The revelation comes as Google, which is part of parent company Alphabet Inc., faces outrage in Europe over the small amount of tax it pays in the region. Last month, after Google reached a controversial 130 million pound ($187 million) settlement with the U.K. government over an audit covering 10 years of accounts, critics called the amount “derisory.” The deal spawned parliamentary hearings, a government audit and scrutiny from the European Union. France and Italy are also reportedly in discussions with Google to settle ongoing tax disputes. Outside of Europe, legislators in Australia have in recent weeks questioned whether the company is paying a fair share of tax there.
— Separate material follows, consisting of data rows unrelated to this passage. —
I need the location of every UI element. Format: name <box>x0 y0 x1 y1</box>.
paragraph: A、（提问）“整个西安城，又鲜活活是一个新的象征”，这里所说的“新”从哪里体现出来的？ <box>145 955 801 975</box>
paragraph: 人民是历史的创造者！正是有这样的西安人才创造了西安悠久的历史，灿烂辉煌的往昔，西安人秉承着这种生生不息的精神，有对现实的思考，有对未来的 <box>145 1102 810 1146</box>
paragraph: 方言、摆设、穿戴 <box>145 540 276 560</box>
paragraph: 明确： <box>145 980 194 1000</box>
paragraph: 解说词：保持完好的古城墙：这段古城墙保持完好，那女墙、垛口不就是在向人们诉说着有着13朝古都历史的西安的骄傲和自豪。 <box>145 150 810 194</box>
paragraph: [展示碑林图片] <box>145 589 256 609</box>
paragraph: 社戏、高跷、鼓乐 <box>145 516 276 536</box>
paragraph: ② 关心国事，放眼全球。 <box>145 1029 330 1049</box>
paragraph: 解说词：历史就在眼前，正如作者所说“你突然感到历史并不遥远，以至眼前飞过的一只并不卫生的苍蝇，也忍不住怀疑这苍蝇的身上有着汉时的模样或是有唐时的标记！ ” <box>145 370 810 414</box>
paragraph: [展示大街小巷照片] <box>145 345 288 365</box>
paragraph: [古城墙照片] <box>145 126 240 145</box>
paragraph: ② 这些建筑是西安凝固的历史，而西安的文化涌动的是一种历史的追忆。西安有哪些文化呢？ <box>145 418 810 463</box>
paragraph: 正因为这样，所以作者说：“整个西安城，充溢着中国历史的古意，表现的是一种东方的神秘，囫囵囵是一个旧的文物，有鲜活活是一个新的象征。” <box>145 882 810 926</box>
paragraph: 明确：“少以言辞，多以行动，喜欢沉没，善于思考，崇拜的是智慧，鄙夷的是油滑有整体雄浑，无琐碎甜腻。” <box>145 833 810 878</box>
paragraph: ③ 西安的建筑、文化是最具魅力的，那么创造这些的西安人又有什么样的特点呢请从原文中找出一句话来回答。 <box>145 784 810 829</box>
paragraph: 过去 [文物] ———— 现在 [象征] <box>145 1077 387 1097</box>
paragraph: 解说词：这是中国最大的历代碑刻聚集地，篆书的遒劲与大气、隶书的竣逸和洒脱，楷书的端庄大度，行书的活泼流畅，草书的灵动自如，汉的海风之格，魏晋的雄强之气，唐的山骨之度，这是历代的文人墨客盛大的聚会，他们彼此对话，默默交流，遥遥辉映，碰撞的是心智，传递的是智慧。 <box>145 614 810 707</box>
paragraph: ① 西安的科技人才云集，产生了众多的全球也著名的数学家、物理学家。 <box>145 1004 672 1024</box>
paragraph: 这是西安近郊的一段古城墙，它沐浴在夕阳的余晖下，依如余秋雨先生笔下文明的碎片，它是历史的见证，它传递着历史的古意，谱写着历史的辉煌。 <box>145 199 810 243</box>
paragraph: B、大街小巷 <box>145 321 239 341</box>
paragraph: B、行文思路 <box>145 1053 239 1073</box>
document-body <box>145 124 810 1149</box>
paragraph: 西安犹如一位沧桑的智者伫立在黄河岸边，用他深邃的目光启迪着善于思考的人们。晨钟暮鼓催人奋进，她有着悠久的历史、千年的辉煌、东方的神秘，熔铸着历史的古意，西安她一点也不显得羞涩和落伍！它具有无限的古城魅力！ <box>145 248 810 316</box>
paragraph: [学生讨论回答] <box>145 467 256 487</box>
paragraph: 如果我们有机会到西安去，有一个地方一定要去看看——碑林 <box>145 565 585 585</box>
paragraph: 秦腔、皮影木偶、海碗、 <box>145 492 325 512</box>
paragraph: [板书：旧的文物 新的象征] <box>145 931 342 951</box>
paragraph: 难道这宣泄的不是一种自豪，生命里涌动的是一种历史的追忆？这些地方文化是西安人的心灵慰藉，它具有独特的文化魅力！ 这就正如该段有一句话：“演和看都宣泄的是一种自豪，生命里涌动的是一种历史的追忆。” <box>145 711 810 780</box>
Google’s Dutch subsidiary is the heart of tax structures known as a “Double Irish” and a “Dutch Sandwich” because it involves moving money from one Google subsidiary in Ireland to a Google subsidiary in the Netherlands before moving it out again to a different Irish subsidiary, physically based in Bermuda, where there is no corporate income tax. This movement of cash enables Google parent Alphabet to keep the effective tax rate on its international income in the single digits.
Google attributes most of the economic value of its products to its research and development operations in the U.S. and, in the case of its overseas sales, to its Bermuda-based subsidiary, which holds the international licenses for Google’s intellectual property. The Irish tax loophole that makes the “Double Irish” possible was closed by the Irish parliament last year. But companies already using the structure can continue to employ it until the end of 2020.
The Double Irish — variations of which are used by Google, Pfizer, Adobe, Johnson & Johnson and Yahoo! — involves, in its generic form, two Irish-registered companies: one collects the proceeds from the mother corporation’s non-U.S. sales, the other holds patents and other intellectual property. The first company pays out most of its revenues to the second one as royalties for the use of intellectual property, leaving little profit to tax. The second company then pays no taxes anywhere, because it is managed from overseas and therefore isn’t considered to be tax resident in Ireland. In 2012, U.S. companies enjoyed an average 2.6 percent effective tax rate in Ireland, thanks to the Double Irish.
The Irish government is proposing to make all Irish-incorporated companies tax resident in the country. That means the Double Irish closes for new entrants on Jan. 1, 2015, and for the rest by 2021, a timetable that gives beneficiaries a six-year window in which to alter their tax strategies. Ireland, meanwhile, will use the time to develop less dodgy arrangements that reduce the amount of tax global companies pay, so they will choose to stay.